Chile lawmakers mull additional mining tax for copper, lithium
The Lower Chamber of Chile’s Parliament has begun studying a project that would set a 3% mining royalty for all companies operating in the country, which is the world’s top copper producer and the one with the largest known reserves of lithium.
The proposed tax, to be applied on the nominal value of extracted metals, would affect copper miners that produce more than 12,000 tonnes of the metal annually and those extracting 50,000 tonnes a year of lithium, used in batteries that power electric cars.
The idea is to have miners contributing part of their profits to the regions where they operate, Radio Universidad de Chile reported (in Spanish).

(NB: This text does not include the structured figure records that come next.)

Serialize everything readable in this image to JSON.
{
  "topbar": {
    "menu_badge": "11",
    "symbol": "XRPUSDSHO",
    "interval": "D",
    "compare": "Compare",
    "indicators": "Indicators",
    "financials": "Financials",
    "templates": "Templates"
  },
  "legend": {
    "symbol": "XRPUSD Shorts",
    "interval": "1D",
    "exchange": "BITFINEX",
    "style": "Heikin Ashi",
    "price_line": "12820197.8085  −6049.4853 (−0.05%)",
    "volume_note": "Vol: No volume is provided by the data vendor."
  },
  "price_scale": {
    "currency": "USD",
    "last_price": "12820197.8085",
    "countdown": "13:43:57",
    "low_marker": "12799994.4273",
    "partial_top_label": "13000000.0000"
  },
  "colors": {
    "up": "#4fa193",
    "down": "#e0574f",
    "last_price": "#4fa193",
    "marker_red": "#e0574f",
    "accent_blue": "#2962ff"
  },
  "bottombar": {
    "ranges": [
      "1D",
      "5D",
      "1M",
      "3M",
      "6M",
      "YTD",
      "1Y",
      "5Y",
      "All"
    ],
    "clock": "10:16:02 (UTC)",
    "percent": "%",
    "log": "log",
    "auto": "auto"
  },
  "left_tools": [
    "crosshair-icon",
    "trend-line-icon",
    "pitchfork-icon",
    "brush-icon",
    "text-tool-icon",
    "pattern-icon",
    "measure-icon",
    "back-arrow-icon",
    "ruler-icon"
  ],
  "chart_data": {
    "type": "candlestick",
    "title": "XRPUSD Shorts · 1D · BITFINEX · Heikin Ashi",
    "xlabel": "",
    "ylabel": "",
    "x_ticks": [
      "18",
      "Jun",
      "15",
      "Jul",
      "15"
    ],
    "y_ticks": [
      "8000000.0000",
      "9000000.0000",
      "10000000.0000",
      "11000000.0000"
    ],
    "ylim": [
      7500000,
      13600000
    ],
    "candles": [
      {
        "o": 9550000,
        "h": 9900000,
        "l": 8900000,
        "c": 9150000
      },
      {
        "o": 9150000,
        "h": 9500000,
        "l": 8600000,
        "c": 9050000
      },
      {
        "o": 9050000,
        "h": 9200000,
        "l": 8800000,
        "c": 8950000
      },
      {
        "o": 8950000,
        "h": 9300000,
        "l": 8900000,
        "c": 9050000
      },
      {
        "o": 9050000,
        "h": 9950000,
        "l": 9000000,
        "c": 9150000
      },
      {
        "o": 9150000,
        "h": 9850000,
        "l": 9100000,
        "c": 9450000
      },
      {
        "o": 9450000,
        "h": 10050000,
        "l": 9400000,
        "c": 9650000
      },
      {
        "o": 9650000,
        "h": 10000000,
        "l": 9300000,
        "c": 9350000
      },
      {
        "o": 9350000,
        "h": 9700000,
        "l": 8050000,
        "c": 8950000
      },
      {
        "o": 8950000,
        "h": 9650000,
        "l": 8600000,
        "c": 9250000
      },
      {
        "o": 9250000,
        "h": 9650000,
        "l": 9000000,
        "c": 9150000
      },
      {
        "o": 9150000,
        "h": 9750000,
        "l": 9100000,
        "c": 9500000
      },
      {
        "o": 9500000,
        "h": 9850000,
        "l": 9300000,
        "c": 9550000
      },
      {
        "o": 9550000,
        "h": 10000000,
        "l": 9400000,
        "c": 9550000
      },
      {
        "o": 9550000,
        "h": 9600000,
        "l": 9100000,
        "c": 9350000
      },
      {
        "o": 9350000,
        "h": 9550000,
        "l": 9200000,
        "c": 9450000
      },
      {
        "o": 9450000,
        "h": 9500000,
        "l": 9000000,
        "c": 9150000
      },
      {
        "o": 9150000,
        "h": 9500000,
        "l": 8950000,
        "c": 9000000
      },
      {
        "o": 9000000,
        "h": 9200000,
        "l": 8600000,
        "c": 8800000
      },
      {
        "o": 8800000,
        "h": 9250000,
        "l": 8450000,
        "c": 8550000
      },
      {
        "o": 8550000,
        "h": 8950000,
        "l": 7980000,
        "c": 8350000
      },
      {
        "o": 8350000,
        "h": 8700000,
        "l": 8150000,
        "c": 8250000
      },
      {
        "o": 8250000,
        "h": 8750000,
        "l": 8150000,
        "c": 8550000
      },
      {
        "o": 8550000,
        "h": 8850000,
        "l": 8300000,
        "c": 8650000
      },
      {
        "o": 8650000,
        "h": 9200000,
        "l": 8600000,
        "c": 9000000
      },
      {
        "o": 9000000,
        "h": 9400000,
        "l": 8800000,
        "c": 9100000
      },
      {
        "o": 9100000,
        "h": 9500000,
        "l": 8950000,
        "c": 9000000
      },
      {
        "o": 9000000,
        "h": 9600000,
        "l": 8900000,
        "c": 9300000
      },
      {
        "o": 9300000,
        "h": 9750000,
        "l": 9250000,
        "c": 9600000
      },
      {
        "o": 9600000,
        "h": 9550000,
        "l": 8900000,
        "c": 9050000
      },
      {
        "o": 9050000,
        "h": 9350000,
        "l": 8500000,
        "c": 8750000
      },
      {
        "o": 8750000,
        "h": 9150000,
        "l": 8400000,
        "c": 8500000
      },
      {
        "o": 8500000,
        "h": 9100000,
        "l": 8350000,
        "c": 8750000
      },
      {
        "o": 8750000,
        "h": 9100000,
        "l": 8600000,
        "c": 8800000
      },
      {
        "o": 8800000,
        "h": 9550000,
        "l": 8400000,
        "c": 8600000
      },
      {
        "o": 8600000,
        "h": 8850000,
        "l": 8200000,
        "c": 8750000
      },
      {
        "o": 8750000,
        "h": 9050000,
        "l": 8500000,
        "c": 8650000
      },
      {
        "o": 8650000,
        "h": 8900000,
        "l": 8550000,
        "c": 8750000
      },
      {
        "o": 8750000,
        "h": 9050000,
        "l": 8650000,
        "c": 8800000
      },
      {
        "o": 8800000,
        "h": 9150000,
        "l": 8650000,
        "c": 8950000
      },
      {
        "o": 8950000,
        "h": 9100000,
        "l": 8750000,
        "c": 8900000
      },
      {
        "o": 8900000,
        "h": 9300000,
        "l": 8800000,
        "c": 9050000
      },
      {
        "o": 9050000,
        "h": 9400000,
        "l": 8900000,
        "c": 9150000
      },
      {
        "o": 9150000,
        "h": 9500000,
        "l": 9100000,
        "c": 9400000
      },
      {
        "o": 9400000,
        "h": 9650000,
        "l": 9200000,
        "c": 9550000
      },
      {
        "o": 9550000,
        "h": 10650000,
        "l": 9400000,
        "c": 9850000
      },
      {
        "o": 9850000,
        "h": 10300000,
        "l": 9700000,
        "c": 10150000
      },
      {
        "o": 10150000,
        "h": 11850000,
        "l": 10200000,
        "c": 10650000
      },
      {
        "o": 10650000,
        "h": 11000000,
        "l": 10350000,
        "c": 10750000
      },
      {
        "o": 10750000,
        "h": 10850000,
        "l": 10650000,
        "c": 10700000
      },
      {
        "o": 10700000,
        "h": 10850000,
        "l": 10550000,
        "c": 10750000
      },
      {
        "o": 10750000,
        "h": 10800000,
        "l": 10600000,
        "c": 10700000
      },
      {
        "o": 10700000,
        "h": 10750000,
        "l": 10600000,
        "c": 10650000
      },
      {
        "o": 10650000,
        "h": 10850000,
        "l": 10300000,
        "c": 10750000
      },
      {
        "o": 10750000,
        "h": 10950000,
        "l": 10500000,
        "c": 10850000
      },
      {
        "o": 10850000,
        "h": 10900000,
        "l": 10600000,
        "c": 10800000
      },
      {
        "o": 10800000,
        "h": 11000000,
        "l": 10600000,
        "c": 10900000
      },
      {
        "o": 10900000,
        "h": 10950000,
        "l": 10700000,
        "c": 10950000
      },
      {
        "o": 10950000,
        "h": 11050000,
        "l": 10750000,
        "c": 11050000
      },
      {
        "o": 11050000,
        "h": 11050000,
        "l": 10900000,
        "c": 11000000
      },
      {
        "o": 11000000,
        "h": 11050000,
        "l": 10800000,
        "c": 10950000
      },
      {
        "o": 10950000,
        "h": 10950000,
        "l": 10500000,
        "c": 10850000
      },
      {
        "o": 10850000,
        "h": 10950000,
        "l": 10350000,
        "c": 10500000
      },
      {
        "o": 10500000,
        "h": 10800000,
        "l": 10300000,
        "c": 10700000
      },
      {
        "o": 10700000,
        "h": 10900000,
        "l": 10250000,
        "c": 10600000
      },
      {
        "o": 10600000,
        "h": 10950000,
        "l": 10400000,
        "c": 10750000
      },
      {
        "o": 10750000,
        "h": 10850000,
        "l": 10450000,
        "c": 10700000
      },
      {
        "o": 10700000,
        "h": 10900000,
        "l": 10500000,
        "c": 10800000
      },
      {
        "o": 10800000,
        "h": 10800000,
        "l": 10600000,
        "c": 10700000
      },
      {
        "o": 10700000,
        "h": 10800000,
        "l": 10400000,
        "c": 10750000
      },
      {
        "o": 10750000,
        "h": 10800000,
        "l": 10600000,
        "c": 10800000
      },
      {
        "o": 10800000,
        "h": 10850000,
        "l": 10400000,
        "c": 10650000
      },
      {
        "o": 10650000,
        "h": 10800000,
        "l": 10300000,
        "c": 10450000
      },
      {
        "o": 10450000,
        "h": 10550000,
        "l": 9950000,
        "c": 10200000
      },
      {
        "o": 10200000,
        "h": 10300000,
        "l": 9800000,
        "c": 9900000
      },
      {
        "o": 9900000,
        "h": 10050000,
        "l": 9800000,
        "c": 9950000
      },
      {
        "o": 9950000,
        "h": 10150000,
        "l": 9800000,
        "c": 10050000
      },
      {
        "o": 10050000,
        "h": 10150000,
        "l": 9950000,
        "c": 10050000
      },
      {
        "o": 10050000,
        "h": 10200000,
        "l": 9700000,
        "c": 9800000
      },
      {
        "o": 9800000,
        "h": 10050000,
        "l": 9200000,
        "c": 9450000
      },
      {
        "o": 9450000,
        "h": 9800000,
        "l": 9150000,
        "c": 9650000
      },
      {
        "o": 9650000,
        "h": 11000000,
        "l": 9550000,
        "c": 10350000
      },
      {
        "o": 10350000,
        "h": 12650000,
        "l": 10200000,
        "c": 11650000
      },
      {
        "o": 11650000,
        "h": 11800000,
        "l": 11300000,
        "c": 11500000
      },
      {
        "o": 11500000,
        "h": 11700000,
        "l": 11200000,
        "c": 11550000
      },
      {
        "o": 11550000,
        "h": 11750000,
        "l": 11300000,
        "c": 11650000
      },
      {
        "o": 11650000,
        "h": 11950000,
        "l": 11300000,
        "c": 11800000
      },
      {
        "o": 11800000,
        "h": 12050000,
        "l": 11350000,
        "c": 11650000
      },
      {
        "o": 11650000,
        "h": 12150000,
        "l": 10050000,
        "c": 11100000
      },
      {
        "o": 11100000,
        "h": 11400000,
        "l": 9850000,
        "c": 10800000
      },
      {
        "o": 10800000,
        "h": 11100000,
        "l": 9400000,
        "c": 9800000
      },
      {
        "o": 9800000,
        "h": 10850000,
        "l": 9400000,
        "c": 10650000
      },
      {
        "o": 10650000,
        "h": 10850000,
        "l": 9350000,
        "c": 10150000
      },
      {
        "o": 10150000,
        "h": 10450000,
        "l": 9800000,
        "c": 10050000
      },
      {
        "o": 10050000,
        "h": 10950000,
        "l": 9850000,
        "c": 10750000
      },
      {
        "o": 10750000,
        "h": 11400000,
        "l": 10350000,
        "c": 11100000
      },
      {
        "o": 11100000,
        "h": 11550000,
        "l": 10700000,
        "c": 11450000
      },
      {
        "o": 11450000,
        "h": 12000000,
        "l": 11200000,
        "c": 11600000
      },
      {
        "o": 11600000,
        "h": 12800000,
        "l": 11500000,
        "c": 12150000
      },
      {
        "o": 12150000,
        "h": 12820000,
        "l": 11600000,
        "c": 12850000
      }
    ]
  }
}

The last time Chile increased mining royalties was in 2010, following an 8.8 magnitude earthquake that left the government scrambling for additional funds to rebuild the devastated areas.
The bill, put forward by lawmakers from a number of small parties pushing for Chile's decentralization, is not thought to have the backing of the government or larger opposition parties.
The last time Chile increased its mining royalties was in 2010, following an 8.8 magnitude earthquake that left the government scrambling for additional funds to rebuild the devastated areas.
At the time, mining taxes went from between 4 and 5 percent to 4 percent to 9 percent of sales on a sliding scale. The royalty rose again early this year to between 5 to 14 percent.
After the lost crown
Chile, which holds about 52% of the world’s known lithium reserves, recently lost its top lithium producer crown to Australia. But both companies and the government are working hard on reversing that.
Over the past several months, Chile’s SQM — the world’s number two lithium producer — has been expanding its mines. The company recently finished the first stage of a lithium carbonate ramp-up in Chile’s Salar del Carmen, reaching a capacity of 70k million tonnes a year.
“Our next step will be to work towards our goal of 120k MT/year, which is expected to be completed by the end of 2019,” chief executive officer Patricio de Solminihac said last month.
The firm actually believes it will soon overtake US-based competitor Albemarle as the world's top lithium miner, by 2022 to be exact. SQM expects to boost its production capacity that year to 28% of the world's total versus Albemarle's 16%.
Chile expects lithium to soon become its second largest mining asset, just behind copper. It's currently the country's fourth biggest export.